The women in this film had nothing to do with the sport of wrestling, but they still had to endure the pain that came with it in their family. Pam and the brothers’ mother Doris Von Erich, portrayed by Maura Tierney, both had to watch the family around them fall apart while not being able to do anything to stop it. When we first meet Pam, she is beaming with calmness and confidence. Her confidence holds up throughout the film, but her calmness gets entwined with the family she married into. It’s her confidence and sense of independence in herself that holds up within her own family with Kevin. Meanwhile Doris had no independence from her husband, going along with everything he did to his kids.

At the end of the film, Kevin sits and watches his two sons play football in the yard, a scene mimicking an early one of all four of the Von Erich boys playing football with their father. As the kids play, Kevin sits there crying and delivers the most devastating line of the whole film.

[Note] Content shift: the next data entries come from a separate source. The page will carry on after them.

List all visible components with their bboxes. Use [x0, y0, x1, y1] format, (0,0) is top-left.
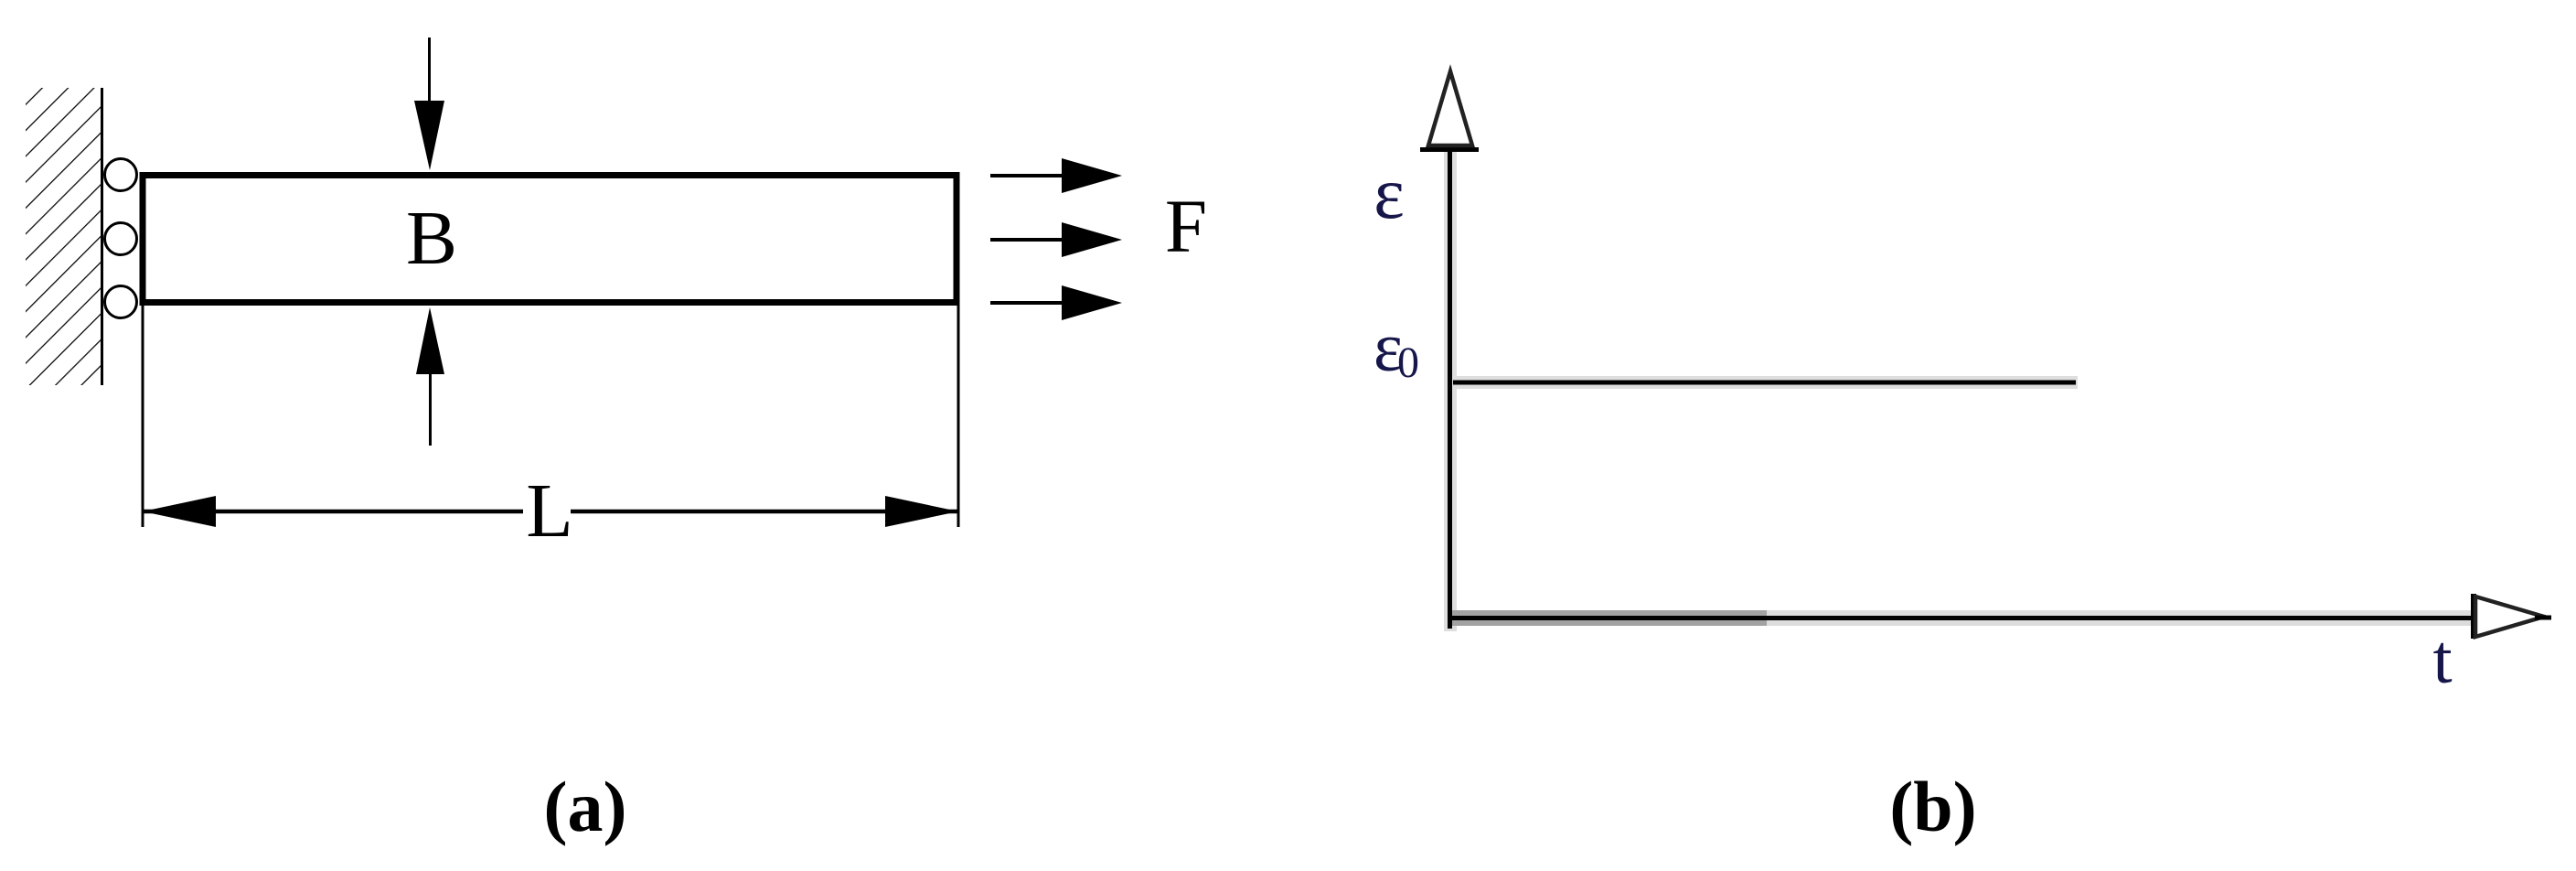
svg-text:(b): (b) [1889, 767, 1976, 846]
svg-text:F: F [1165, 184, 1207, 268]
svg-text:B: B [406, 196, 457, 281]
svg-text:(a): (a) [544, 767, 627, 846]
svg-text:L: L [526, 468, 572, 554]
svg-text:0: 0 [1397, 339, 1419, 387]
svg-text:t: t [2432, 621, 2452, 698]
svg-text:ε: ε [1374, 154, 1405, 234]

When his sons ask why he is crying, he responds with the answer, “I used to be a brother.” To that, his son reassures him that it is okay to cry and that they do it all the time; something Kevin has never heard before as he has spent his life trying to be manly in his father’s eyes. With this, the generational trauma is broken within his sons, and the viewers are reassured that Kevin’s sons will not have to deal with the abuse that Kevin and his brothers did. Kevin is able to begin a new life with his family, leaving wrestling behind him, and give his sons the life that he was not able to live.